Look, I'm not advocating on behalf of these ideas -- like I said, they don't work in the Real World because people don't behave they way Rand's idealized characters do -- but you'd think people who profess to being such Ayn Rand devotees would recognize that she didn't just assert that might makes right, that the rich are inherently superior because if they weren't they wouldn't be rich in the first place. What Rand argued was that some people are inherently superior -- by dint of their intelligence and rationality -- and that the social system should be set up to reward such folk.
But once again, the new Rand disciples "attempt to reverse causality" by asserting that the economic elite among us are necessarily the most worthy because if they weren't they wouldn't be the economic elite. And this is absurd. First, the social system is obviously not set up along Rand's idealized lines (again, just to be clear, nor should it be because it wouldn't work). Second, there are a whole lot of different ways to become a member of the economic elite -- including theft, unfair competition and, the modern Conservative's perennial favorite, merely inheriting wealth.
Rand's modern Republican avatars cannot have read her work too carefully; at most, they found in her novels -- just as people can find in any Holy Book they choose to follow, whether the Bible or the Qu'ran -- a few phrases that can be twisted to justify what they want to do anyway.
And so, now . . . greed is good. Taxation is theft. Taking what you want by force is just as good as trading for it, because if you are strong/wealthy/powerful you are automatically moral.
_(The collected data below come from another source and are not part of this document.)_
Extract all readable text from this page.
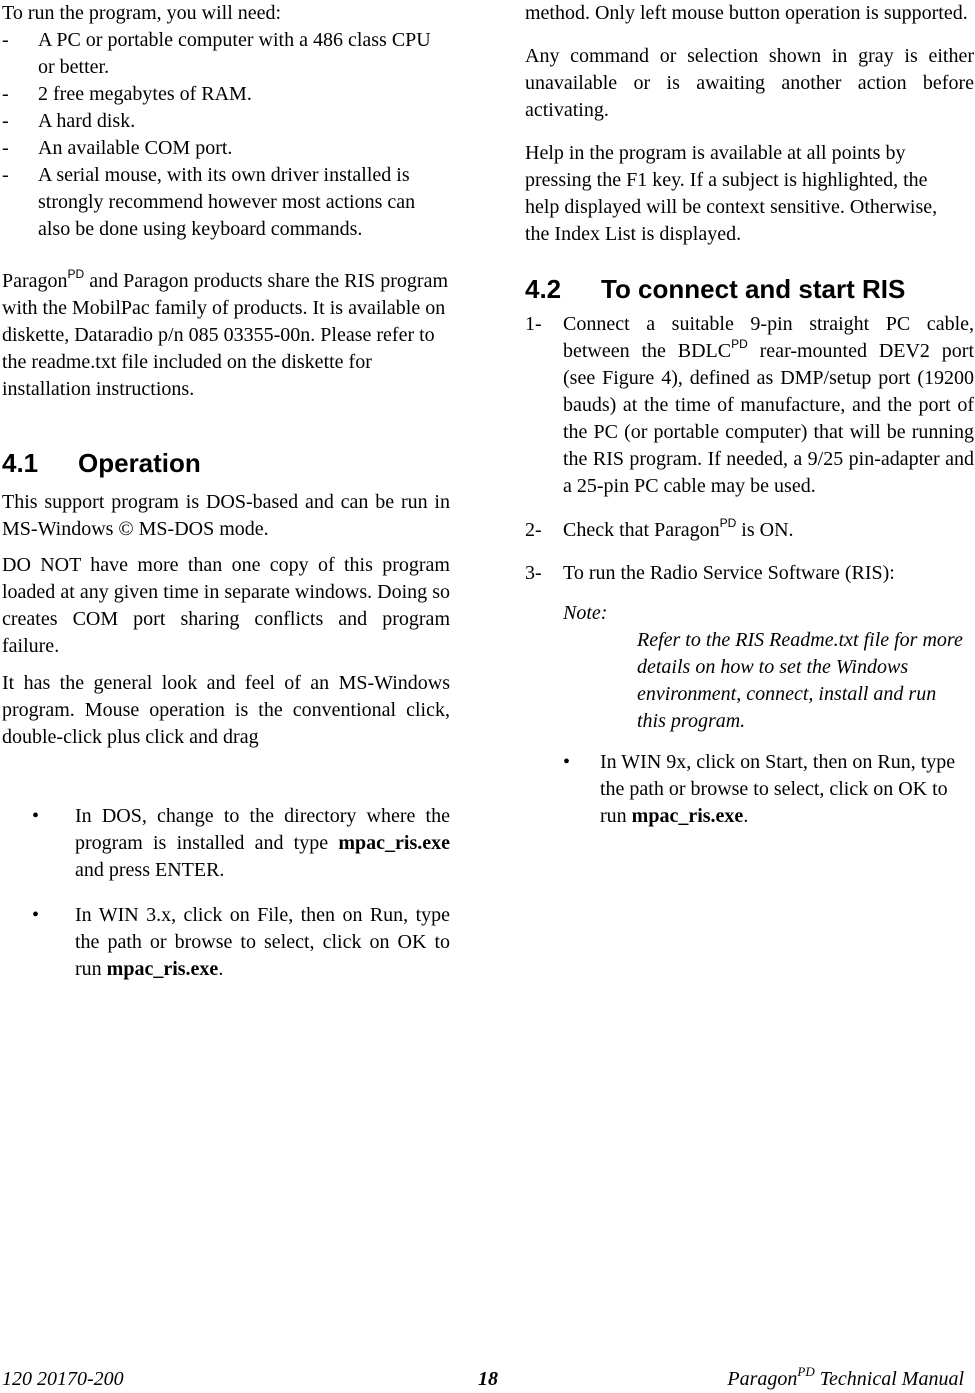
To run the program, you will need:

- A PC or portable computer with a 486 class CPU or better.
- 2 free megabytes of RAM.
- A hard disk.
- An available COM port.
- A serial mouse, with its own driver installed is strongly recommend however most actions can also be done using keyboard commands.

Paragon$^{PD}$ and Paragon products share the RIS program with the MobilPac family of products. It is available on diskette, Dataradio p/n 085 03355-00n. Please refer to the readme.txt file included on the diskette for installation instructions.

4.1 Operation

This support program is DOS-based and can be run in MS-Windows © MS-DOS mode.

DO NOT have more than one copy of this program loaded at any given time in separate windows. Doing so creates COM port sharing conflicts and program failure.

It has the general look and feel of an MS-Windows program. Mouse operation is the conventional click, double-click plus click and drag

• In DOS, change to the directory where the program is installed and type mpac_ris.exe and press ENTER.
• In WIN 3.x, click on File, then on Run, type the path or browse to select, click on OK to run mpac_ris.exe.

method. Only left mouse button operation is supported.

Any command or selection shown in gray is either unavailable or is awaiting another action before activating.

Help in the program is available at all points by pressing the F1 key. If a subject is highlighted, the help displayed will be context sensitive. Otherwise, the Index List is displayed.

4.2 To connect and start RIS
1- Connect a suitable 9-pin straight PC cable, between the $BDLC^{PD}$ rear-mounted DEV2 port (see Figure 4), defined as DMP/setup port (19200 bauds) at the time of manufacture, and the port of the PC (or portable computer) that will be running the RIS program. If needed, a 9/25 pin-adapter and a 25-pin PC cable may be used.
2- Check that Paragon$^{PD}$ is ON.
3- To run the Radio Service Software (RIS):

Note:

Refer to the RIS Readme.txt file for more details on how to set the Windows environment, connect, install and run this program.

• In WIN 9x, click on Start, then on Run, type the path or browse to select, click on OK to run mpac_ris.exe.
120 20170-200	18	Paragon$^{PD}$ Technical Manual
And on and on and on.
It is a recipe designed for the conservative politicians who adhere to it to allow them to be bootlickers for the Koch Brothers, for Goldman Sachs, for the hedge fund managers taking home tens of millions of dollars every single year and paying only 15% capital gains tax on all that money -- a tax rate lower than a public school teacher, or a cop, or a fireman.
It is a credo specifically designed to let these conservative politicians carry water for the most powerful among us, and still pretend that they haven't sold their souls and sold out their country. And I've got to believe that they do this knowingly, because no one can possibly be too stupid not realize that this is what they are doing.
So while Ayn Rand may have been silly, these people are just evil.